Beim ersten Gerichtstermin im September 2025 redete er wirr, beschimpfte Prozessbeteiligte als „Dreckschweine“ und wurde schlussendlich von der Verhandlung ausgeschlossen: Nun hat das Leipziger Landgericht einen 44 Jahre alten Mann in die Psychiatrie geschickt. Der an paranoider Schizophrenie erkrankte Alexander K. soll im Zustand der Schuldunfähigkeit seinen früheren Boxtrainer beinahe getötet haben.

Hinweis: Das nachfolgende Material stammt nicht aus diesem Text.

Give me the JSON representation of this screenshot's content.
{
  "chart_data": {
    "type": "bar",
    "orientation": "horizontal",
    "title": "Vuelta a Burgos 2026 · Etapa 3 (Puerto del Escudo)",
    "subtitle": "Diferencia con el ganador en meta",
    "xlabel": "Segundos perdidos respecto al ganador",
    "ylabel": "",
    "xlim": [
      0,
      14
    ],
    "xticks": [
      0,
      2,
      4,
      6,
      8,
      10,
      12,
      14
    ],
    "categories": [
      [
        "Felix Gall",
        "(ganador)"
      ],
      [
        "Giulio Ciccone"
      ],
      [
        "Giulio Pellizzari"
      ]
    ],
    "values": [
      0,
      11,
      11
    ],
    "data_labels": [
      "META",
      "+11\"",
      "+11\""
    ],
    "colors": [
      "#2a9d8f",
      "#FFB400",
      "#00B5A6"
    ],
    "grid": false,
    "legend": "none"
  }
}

Über den Ausgang des Prozesses Ende 2025 hatte zunächst die LVZ berichtet. Der brutale Vorfall, den die 16. Strafkammer des Landgerichts zu verhandeln hatte, ereignete sich am 24. März 2025: Damals soll Alexander K. im Foyer eines Boxvereins am Leipziger Sportforum seinem 53 Jahre alten Opfer aufgelauert haben. Als sein Zielobjekt etwa 16:30 Uhr eintraf, habe Alexander K. den Mann erst beleidigt und dann mit einer metallenen Lenkerstange mindestens zehnmal auf ihn eingeprügelt.

Opfer konnte Metallstangen-Schläge abwehren

Der 53-jährige Boxtrainer erlitt neben Schmerzen, Abschürfungen und Blutungen an Armen und Kopf auch ein Hämatom, eine Hautdurchtrennung sowie eine Prellung am linken Auge, hat weiterhin mit Einschränkungen seines Sehvermögens zu kämpfen. Er überlebte den Angriff, weil er die Schläge des Aggressors mit seinem linken Arm abwehren konnte und ein weiterer Zeuge in das Geschehen eingriff.

Die Staatsanwaltschaft ging von vornherein davon aus, dass Alexander K. seine schockierende Tat im Zustand einer „Psychose aus dem schizophrenen Formenkreis mit akuter psychotischer Symptomatik“ beging. Und daher aufgrund von Schuldunfähigkeit nicht bestraft werden kann, sondern in einer Klinik unterzubringen ist, sofern von ihm weiterhin eine Gefahr ausgeht.

Konfuse Anschuldigungen gegen das Opfer

Doch was war das Motiv seines Handelns? Offenbar war Alexander K. früher Mitglied des betreffenden Boxvereins und kannte das Opfer. Aufgrund verschiedener Vorkommnisse soll der Verdächtige aber aus dem Verein ausgeschlossen worden sein.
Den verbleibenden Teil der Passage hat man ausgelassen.